You dont really need 128bit textures, so much as you do a 128bit pipeline. 32bit is adequate for storage for most situations.
The only time 32bits isn’t enuff, is when you’re doing extensive calculations on fragments. But this is only in the pipeline where the calculations take place. Storing you textures in 128bit, over 32bit, will give you hardly any benefit at all.
AFAIK Photoshop supports 64bit images. IIRC. But it’s pointless for most things.
In fact, there can be situations where you want to have more than 32bits textures. For example, a good use of them is to store high dynamic range images.
In Devedeq’s page you can find images using Greg Ward’s format: http://www.debevec.org/Research/HDR/
There is a page with the descriptions of a couple of formats: http://positron.cs.berkeley.edu/~gwlarson/pixformat/
Hope this helps.
– Carlos
[This message has been edited by Cab (edited 11-12-2002).]

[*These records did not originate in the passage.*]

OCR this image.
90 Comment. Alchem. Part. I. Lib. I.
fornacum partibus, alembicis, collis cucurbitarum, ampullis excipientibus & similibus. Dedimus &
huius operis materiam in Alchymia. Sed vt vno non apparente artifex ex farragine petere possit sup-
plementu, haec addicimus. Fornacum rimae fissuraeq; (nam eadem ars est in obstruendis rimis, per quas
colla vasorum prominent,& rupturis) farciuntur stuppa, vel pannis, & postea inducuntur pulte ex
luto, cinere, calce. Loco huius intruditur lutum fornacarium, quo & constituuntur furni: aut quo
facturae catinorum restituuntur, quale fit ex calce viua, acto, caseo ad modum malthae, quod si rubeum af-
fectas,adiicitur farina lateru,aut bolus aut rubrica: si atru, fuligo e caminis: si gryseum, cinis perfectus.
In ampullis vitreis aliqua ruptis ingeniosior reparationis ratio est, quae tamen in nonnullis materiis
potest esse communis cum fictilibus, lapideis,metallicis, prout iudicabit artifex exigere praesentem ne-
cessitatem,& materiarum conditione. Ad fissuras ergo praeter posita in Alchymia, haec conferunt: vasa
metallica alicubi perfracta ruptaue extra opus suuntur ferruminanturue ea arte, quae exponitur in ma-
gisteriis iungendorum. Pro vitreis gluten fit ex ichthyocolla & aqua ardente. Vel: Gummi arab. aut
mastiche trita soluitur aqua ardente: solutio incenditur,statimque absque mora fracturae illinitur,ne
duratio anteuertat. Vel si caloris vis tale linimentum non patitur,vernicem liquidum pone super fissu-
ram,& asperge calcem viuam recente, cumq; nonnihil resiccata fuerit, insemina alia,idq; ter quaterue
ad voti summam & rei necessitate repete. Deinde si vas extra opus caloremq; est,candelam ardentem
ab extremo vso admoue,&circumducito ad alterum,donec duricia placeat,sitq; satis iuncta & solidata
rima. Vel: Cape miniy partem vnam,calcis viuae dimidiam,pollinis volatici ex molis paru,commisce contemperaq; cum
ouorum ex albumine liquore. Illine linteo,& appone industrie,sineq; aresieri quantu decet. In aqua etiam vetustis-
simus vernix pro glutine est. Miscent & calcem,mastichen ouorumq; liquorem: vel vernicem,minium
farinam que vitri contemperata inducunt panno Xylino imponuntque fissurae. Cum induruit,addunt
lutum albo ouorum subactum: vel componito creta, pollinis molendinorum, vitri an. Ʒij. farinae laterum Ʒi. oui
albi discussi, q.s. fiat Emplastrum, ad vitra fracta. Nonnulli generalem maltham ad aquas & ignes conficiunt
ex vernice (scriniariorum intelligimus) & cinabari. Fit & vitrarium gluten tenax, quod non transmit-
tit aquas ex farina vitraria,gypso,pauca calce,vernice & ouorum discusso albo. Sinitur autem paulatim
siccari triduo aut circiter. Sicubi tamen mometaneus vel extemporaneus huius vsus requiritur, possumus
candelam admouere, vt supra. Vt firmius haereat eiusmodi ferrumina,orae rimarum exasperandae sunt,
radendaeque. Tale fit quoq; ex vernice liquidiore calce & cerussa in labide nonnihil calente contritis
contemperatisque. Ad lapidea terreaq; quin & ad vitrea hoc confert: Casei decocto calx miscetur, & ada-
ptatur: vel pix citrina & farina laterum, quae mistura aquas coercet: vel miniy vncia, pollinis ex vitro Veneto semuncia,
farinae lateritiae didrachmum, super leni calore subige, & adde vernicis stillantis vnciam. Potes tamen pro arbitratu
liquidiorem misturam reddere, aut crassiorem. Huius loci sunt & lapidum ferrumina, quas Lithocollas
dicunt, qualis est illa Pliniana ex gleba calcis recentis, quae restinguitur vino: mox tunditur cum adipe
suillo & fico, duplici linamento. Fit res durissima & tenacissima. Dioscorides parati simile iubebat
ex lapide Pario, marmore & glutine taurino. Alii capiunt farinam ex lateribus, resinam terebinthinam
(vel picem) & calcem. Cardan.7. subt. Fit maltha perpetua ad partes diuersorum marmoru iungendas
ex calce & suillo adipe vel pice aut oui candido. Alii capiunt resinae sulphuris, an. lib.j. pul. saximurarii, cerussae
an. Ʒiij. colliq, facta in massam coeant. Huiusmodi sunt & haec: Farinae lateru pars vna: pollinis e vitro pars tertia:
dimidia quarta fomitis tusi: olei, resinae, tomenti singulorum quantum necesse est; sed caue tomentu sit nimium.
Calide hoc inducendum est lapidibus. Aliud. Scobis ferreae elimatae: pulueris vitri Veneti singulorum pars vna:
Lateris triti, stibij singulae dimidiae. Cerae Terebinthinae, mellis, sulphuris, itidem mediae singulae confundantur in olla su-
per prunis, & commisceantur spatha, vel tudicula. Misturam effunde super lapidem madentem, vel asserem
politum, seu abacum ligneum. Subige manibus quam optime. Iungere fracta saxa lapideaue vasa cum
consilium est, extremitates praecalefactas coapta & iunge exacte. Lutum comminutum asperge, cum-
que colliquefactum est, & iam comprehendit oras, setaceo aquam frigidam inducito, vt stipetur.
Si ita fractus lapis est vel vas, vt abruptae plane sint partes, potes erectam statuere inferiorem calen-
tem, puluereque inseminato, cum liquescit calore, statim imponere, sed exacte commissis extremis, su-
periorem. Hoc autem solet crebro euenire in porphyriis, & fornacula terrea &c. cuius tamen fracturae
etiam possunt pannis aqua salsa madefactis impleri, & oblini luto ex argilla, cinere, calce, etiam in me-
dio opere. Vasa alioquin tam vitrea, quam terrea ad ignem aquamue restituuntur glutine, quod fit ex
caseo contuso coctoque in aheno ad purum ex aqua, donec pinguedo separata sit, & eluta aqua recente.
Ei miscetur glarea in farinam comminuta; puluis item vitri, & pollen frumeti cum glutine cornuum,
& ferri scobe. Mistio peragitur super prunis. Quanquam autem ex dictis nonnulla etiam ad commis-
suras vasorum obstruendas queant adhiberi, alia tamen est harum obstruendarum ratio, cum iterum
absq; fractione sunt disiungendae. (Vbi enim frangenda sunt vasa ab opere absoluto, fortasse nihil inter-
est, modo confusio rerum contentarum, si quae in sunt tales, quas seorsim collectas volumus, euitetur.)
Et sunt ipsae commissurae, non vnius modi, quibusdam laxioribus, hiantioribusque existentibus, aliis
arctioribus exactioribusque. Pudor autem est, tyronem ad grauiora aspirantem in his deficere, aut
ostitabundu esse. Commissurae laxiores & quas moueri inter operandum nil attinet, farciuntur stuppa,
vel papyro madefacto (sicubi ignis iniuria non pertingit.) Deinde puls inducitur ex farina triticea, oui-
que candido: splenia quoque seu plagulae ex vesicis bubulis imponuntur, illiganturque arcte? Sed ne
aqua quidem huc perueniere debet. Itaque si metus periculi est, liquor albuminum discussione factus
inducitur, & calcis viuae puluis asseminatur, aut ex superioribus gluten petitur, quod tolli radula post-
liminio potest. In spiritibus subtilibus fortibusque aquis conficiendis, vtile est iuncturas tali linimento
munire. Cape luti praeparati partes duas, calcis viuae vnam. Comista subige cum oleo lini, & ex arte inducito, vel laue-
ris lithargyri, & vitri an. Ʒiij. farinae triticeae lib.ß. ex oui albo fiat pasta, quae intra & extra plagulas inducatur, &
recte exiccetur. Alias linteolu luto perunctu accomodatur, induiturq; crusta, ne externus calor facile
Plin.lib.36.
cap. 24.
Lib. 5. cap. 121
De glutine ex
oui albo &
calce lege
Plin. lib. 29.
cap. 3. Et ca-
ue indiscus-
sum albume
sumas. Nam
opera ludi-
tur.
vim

The HDR pixel format stores RGBE where the E is the exponent of the highest-valued component (in a float) and R, G, B are the highest 8 bits (including leading one) of the mantissa, when normalized to that exponent. Each is stored as 8 bits, so it’s a “high dynamic range” image file format with 32 bits per pixel.
PNG and TGA and TIFF can store (and, to some extent, compress) images with 16 bits per component. Photoshop can work with these images. Sort of.
However, because there is no interpolation/filtering in the current floating point texture formats, I don’t think it’s so useful to put texture images in floating point buffers. These buffers are probably more useful for things like look-up tables, and for multi-pass rendering use.
Yes you can edit > 8 bit data on an 8 bit monitor. Simply need adjustable luts in
your paint package so you can move around the color space.
Amazon Paint which runs on Linux and Irix
supports 16 bit/channel images and has adjustable luts. There is also an openEXR reader plugin available now. http://www.ifx.com/
Surely you only need HDR/floating-point for env-map textures or actual light brightness levels (and obviously the render target texture).
A diffuse texture is just a modulate on the diffuse lighting received at a point (ie, between 0 and 1) so they can be drawn the same way as they are now.
You could generate HDR env-maps by actually rendering a scene into a cubemap.